Looking to carve out a career in woodwork? You should become a Joiner… Joiners cut, fit and construct objects out of wood, without the use of metal fasters, such as nails or screws. Although much of the work they do has a crossover with carpentry, becoming a Joiner is a skilled trade in its own right – with the primary difference between the two being that Joiners solely work with wood, usually on more ornamental work (e.g. doors, furniture & bookcases), while a Carpenters craft also includes working with metal, or on less intricate projects (e.g. roofs and flooring). Typical day-to-day duties for a Joiner may include:
  • Measuring materials
  • Cutting and shaping furniture and fittings
  • Assembling doors, doorframes, windows, staircases, and other structures
  • Constructing larger installations, such as shop interiors or film/TV sets
  • Working with other tradesman, such as carpenters and plasterers, to complete the project

If you’re thinking about becoming a Joiner, you’ll need to be a practical person, first and foremost. The job is extremely hands-on, in every sense of the word, meaning you’ll be called upon for construction on a daily basis. If you’re someone who considers themselves more of a ‘thinker’ than a ‘do-er’, this may not be the career for you. The ability to follow technical plans accurately, not to mention perfectly replicate designs, will also be key to your success in this role.

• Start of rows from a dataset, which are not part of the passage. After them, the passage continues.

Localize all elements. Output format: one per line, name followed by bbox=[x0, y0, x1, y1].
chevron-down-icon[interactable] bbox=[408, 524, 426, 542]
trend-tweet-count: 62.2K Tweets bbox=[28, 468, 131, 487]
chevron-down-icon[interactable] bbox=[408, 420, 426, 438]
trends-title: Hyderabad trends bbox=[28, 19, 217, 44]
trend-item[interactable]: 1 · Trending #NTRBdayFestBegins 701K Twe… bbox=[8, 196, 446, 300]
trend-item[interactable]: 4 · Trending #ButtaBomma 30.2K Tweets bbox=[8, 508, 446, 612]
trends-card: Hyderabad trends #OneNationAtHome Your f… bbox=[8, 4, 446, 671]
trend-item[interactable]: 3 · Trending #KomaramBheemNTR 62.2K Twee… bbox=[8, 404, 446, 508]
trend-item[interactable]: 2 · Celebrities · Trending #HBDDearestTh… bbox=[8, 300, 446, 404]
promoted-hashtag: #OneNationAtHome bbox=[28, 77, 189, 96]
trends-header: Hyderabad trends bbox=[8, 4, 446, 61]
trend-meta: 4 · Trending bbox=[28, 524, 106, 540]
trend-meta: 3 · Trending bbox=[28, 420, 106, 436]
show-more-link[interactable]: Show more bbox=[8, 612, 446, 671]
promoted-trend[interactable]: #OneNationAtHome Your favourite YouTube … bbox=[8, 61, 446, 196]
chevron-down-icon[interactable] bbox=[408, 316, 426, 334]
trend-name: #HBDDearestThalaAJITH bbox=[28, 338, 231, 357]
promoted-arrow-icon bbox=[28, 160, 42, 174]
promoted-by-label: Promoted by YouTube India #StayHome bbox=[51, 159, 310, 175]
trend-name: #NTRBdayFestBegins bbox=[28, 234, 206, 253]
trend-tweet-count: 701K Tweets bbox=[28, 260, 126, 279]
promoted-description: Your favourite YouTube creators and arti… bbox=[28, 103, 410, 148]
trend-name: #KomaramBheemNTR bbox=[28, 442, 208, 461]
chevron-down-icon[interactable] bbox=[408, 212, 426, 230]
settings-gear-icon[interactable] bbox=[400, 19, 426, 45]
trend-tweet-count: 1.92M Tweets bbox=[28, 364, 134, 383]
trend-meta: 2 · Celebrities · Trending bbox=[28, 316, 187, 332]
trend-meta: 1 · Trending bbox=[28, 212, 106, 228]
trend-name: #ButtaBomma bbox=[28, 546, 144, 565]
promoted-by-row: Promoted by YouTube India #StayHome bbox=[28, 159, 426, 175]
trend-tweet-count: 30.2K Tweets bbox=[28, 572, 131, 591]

For a Joiner, there is no such thing as a ‘guestimate’. Other key skills for a Joiner include:
  • Attention to detail
  • An analytical approach to your work
  • Numerical ability
  • Manual dexterity
  • Excellent problem solving skills
  • An awareness for health and safety best practices


Joiner's Mate

Up to £14,000


Up to £30,000

Self-employed Joiner

Up to £40,000

"I started working as a Joiner’s Apprentice as soon as I left school, mainly because I wanted to earn some money while I studied. I’ve always loved building things, and I loved learning a trade which I could use in the long term. I’m now a fully qualified Joiner, and use my skills to make everything from mantelpieces to mock-medieval staircases (you don’t get many of them, to be honest) on a daily basis. Ultimately, I’m looking to start working for myself in the future, which I’ve always wanted to do. . I don’t know really, being a Joiner just seems to ‘fit’ me. Unfortunately, so do terrible puns."